Trayvon Martin. Michael Brown. Eric Garner. Sandra Bland. Renisha McBride. Martese Johnson. And now Tyrone Harris.

All these names remind us how precarious black lives can be. Martin, Brown and Garner were killed in their own neighborhoods. And that’s not all. Even religious settings seem to offer little protection. As we know, nine black people were murdered while attending services at Emanuel African Methodist Episcopal Church in Charleston, South Carolina.

Through the years, predominantly black spaces such as historically black colleges and universities (HBCUs) have sheltered black people. More than that, they provide an important space for the fight for civil rights, equality, and black liberation.

Despite this connection, many wonder what the role is of historically black colleges and universities (HBCUs) today. I have been researching HBCUs to understand how education and its pursuit by black Americans represent a constant affront to white supremacy.

Historically, educating the formerly enslaved and their descendants represented a truly radical act. And today, as black Americans choosing to attend these schools know (and confirmed by researchers), these campuses are psychologically and socially more liberating than the predominantly white ones.

This is but one reason we still need HBCUs. Their historic role in the pursuit of freedom is yet another.

Key role played by black schools

HBCUs have always been the vehicles for liberty and equality in the journey toward black liberation within America.

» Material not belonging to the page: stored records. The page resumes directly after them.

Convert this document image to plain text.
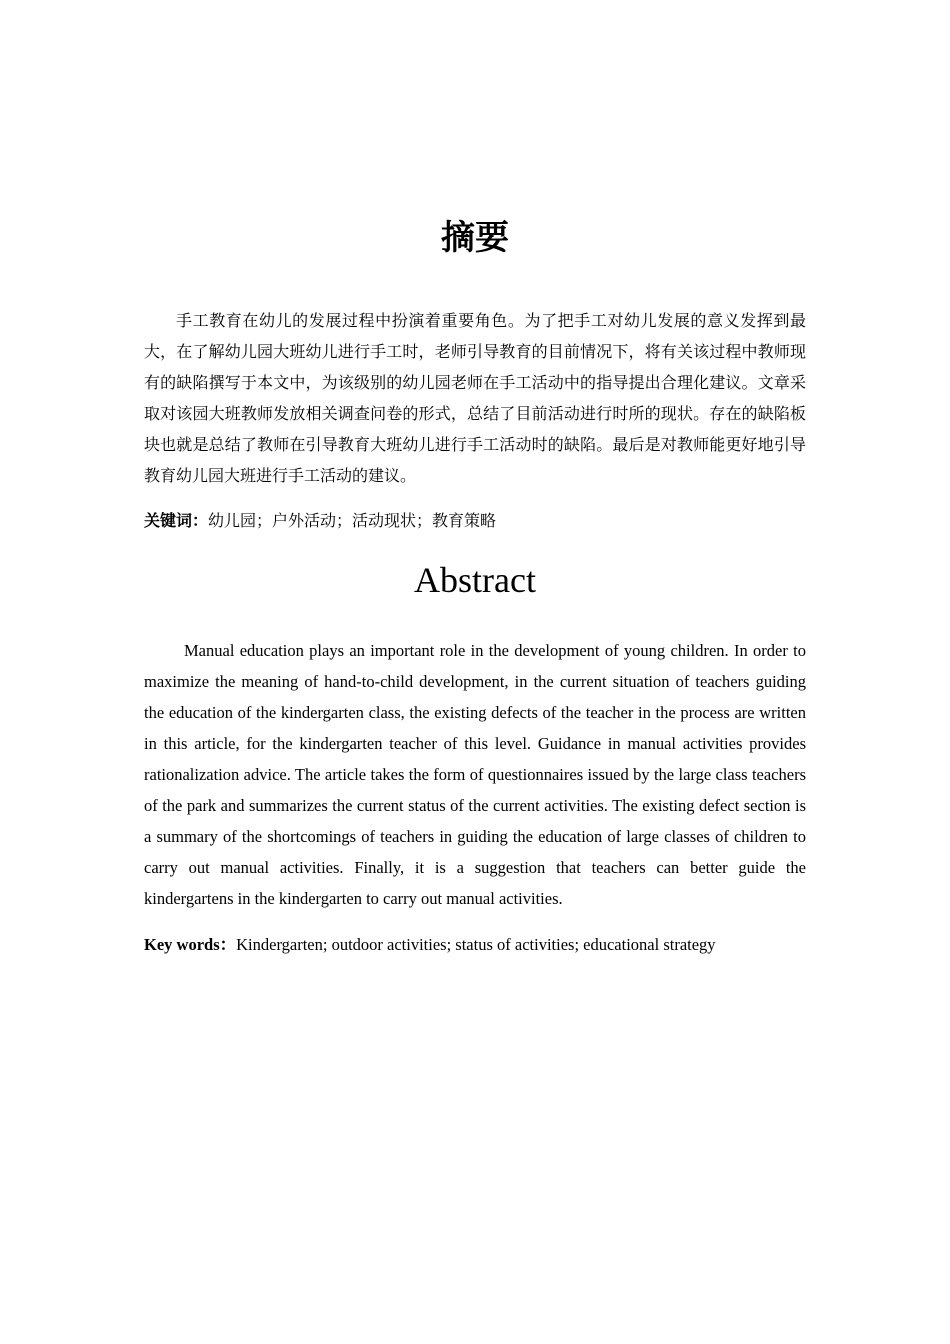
摘要

手工教育在幼儿的发展过程中扮演着重要角色。为了把手工对幼儿发展的意义发挥到最大，在了解幼儿园大班幼儿进行手工时，老师引导教育的目前情况下，将有关该过程中教师现有的缺陷撰写于本文中，为该级别的幼儿园老师在手工活动中的指导提出合理化建议。文章采取对该园大班教师发放相关调查问卷的形式，总结了目前活动进行时所的现状。存在的缺陷板块也就是总结了教师在引导教育大班幼儿进行手工活动时的缺陷。最后是对教师能更好地引导教育幼儿园大班进行手工活动的建议。

关键词：幼儿园；户外活动；活动现状；教育策略

Abstract

Manual education plays an important role in the development of young children. In order to maximize the meaning of hand-to-child development, in the current situation of teachers guiding the education of the kindergarten class, the existing defects of the teacher in the process are written in this article, for the kindergarten teacher of this level. Guidance in manual activities provides rationalization advice. The article takes the form of questionnaires issued by the large class teachers of the park and summarizes the current status of the current activities. The existing defect section is a summary of the shortcomings of teachers in guiding the education of large classes of children to carry out manual activities. Finally, it is a suggestion that teachers can better guide the kindergartens in the kindergarten to carry out manual activities.

Key words：Kindergarten; outdoor activities; status of activities; educational strategy
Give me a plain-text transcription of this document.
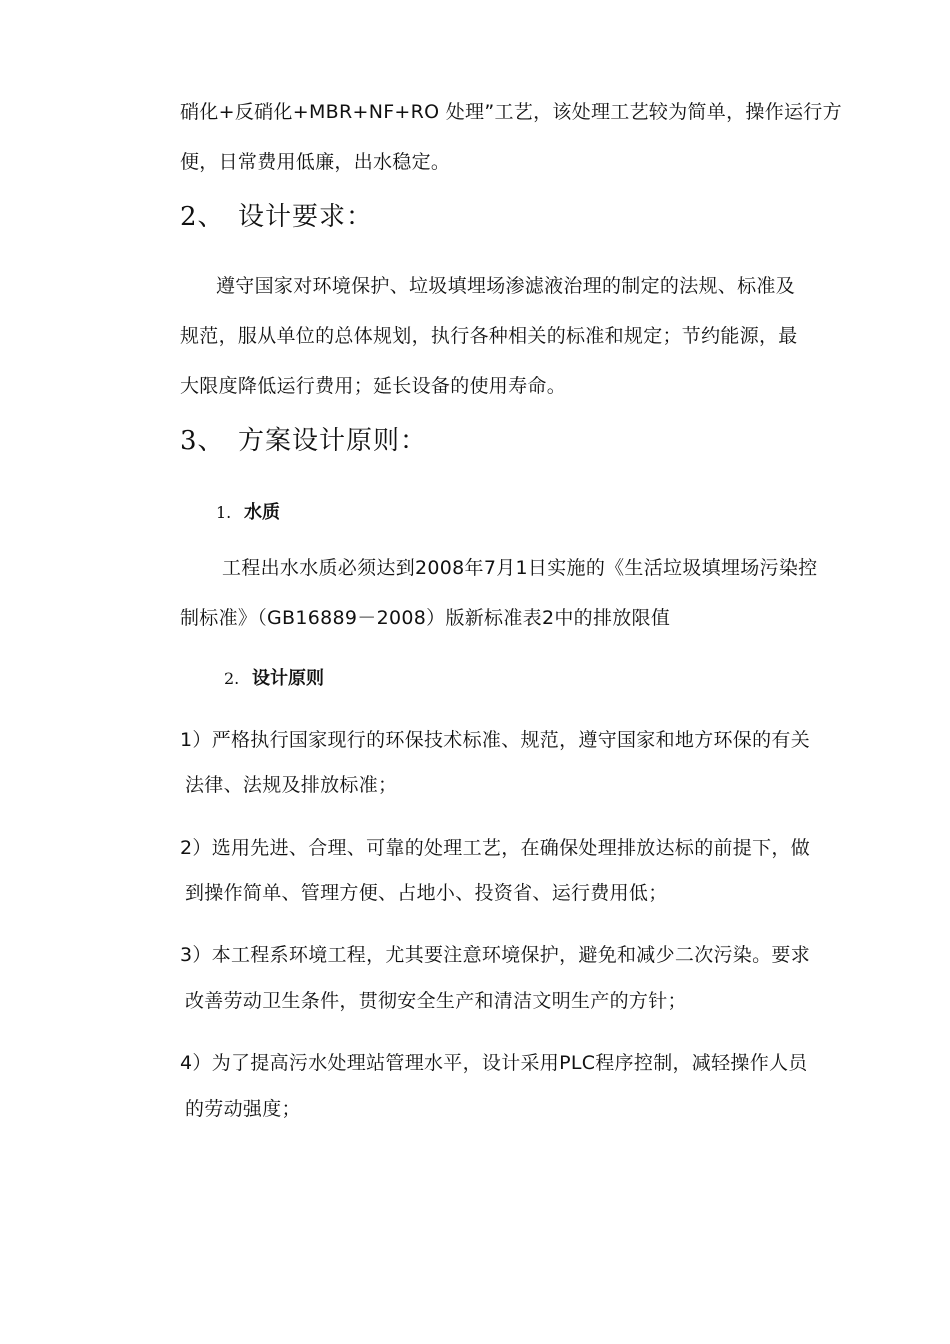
硝化+反硝化+MBR+NF+RO 处理”工艺，该处理工艺较为简单，操作运行方
便，日常费用低廉，出水稳定。
2、 设计要求：
遵守国家对环境保护、垃圾填埋场渗滤液治理的制定的法规、标准及
规范，服从单位的总体规划，执行各种相关的标准和规定；节约能源，最
大限度降低运行费用；延长设备的使用寿命。
3、 方案设计原则：
1. 水质
工程出水水质必须达到2008年7月1日实施的《生活垃圾填埋场污染控
制标准》（GB16889－2008）版新标准表2中的排放限值
2. 设计原则
1）严格执行国家现行的环保技术标准、规范，遵守国家和地方环保的有关
法律、法规及排放标准；
2）选用先进、合理、可靠的处理工艺，在确保处理排放达标的前提下，做
到操作简单、管理方便、占地小、投资省、运行费用低；
3）本工程系环境工程，尤其要注意环境保护，避免和减少二次污染。要求
改善劳动卫生条件，贯彻安全生产和清洁文明生产的方针；
4）为了提高污水处理站管理水平，设计采用PLC程序控制，减轻操作人员
的劳动强度；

Black Americans have long understood the relationship between education and democracy. Following the Civil War, learning the rules of the American and southern political economy was necessary to take full advantage of one’s citizenship rights.

However, at the time, not only did most people believe the formerly enslaved had no desire for education, they also thought black Americans did not possess the mental capacity to pursue it.

The fervent efforts of the formerly enslaved to establish colleges in the post-bellum South ran counter to these beliefs, although the founding of Lincoln University in Pennsylvania in 1854, even prior to the Civil War’s conclusion, proved beyond doubt that black Americans were keen to seek education.

The point is, HBCUs played a crucial role in transforming how America was to understand and envision what it meant to be black following the Civil War. And throughout the years, these schools have served as incubators for future generations of freedom fighters.

It was HBCUs, for example, where the carefully crafted educational strategies that birthed the mass protests and civil unrest of the 1950s and 1960s emerged, a fact that many people today may fail to appreciate adequately.